Mas isso é suficiente? Claro que não. Não é suficiente para uma instituição educacional, responsável em grande medida pela realização efetiva do processo de civilizar as cidadãs e cidadãos da sua sociedade, que somente anuncie que os princípios da diversidade e da pluralidade são constitutivos da sua natureza. Não basta exigir meramente uma concordância negativa com o que é apresentado como valores inegociáveis. Não basta alertar que tais manifestações e ações são delituosas, são contra a lei. No contexto atual, em que instituições de várias naturezas e propósitos não estão indiciando e procurando penalizar crimes cometidos por pessoas que ocupam os mais altos cargos da república, uma instituição educacional e civilizatória em sentido amplo como é a Universidade tem que exigir e praticar um acordo positivo com os valores que anuncia ter. Ela tem que dizer e sobretudo agir de modo inequívoco e contundente para evidenciar que quem não tem lugar no espaço universitário e numa sociedade civilizada são brancos racistas que se alimentam de ideários distorcidos, que espalham em profusão assustadora e nauseante, em várias mídias, como, por exemplo, a fabulação supremacista conspiratória da substituição de brancos por outras etnias em vários países.
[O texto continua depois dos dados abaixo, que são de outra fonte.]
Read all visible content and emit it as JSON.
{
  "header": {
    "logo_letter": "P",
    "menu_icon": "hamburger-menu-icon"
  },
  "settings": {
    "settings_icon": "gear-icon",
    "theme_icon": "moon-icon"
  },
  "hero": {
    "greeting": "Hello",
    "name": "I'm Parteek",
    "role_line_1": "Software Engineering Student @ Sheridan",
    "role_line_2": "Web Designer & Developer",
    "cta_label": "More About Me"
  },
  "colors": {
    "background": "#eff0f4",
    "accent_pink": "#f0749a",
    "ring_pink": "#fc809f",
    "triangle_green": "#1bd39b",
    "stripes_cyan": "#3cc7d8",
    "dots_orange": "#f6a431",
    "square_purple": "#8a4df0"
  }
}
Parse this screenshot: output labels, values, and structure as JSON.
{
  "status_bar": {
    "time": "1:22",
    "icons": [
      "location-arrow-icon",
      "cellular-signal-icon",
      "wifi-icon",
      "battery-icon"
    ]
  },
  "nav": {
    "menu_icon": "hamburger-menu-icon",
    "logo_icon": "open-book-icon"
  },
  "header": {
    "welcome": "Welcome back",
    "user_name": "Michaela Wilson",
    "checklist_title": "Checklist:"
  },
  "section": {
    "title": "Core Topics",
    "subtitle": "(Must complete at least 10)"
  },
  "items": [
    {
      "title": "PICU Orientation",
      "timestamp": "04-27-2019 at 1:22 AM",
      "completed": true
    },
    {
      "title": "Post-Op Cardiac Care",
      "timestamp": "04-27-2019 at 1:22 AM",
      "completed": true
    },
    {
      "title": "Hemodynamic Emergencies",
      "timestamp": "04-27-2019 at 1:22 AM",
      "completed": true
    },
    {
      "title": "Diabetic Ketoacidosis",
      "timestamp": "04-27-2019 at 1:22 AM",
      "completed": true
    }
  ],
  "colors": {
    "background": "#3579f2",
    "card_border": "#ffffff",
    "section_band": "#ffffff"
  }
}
Para pessoas assim é absolutamente necessário que fique claro em palavras e ações que existe uma condição para estarem nesse espaço: atitudes e comportamentos aberrantes como os deles implica que suas presenças na universidade estão proibidas. É de perguntar: e que outros crimes essas pessoas, por andarem dizendo e fazendo coisas desse tipo em nosso meio, cometerão daqui a pouco? Dar tiros naqueles que eles querem eliminar de um lugar que recentemente começou a ter a presença das brasileiras e brasileiros de cor negra? Explodir banheiros? Soltar bombas em anfiteatros com apresentações culturais? Formar milícias para em grupos covardemente atacarem pessoas indefesas à noite? Matar uns 30 mil? A pergunta cabe porque sabemos muito bem que ações de ódio de monta são sempre precedidas por discursos de ódio, claro que já ações hediondas também. Ora, são pessoas dispostas a isso que precisam mudar e entender que nossa sociedade é, e desde muito tempo foi, composta por brasileiras e brasileiros de várias cores e convicções, e que é por isso que variedade e pluralidade e respeito às pessoas devem ser positivamente observados e cuidadosamente alimentados por uma instituição cuja natureza é manter, incrementar e difundir o conhecimento do que há de melhor da humanidade, inclusive sobre como seres humanos podem viver conjuntamente em sociedade. A universidade é responsável por deixar muito claro em notas, mas sobretudo em ações concretas, que ela não está aí somente para alertar que atos e manifestações racistas são hediondos e que não devem acontecer em seu seio, mas que ela está aí para todas e todos que querem usufruir de tudo o que ela oferece de bom – e que em especial os mais recentemente chegados, negras e negros, o saibam via experiências – o que só é possível se se puder viver em paz e segurança no seu ambiente com os nossos semelhantes, seres humanos que simplesmente exigem respeito, inclusive de brancas e brancos. 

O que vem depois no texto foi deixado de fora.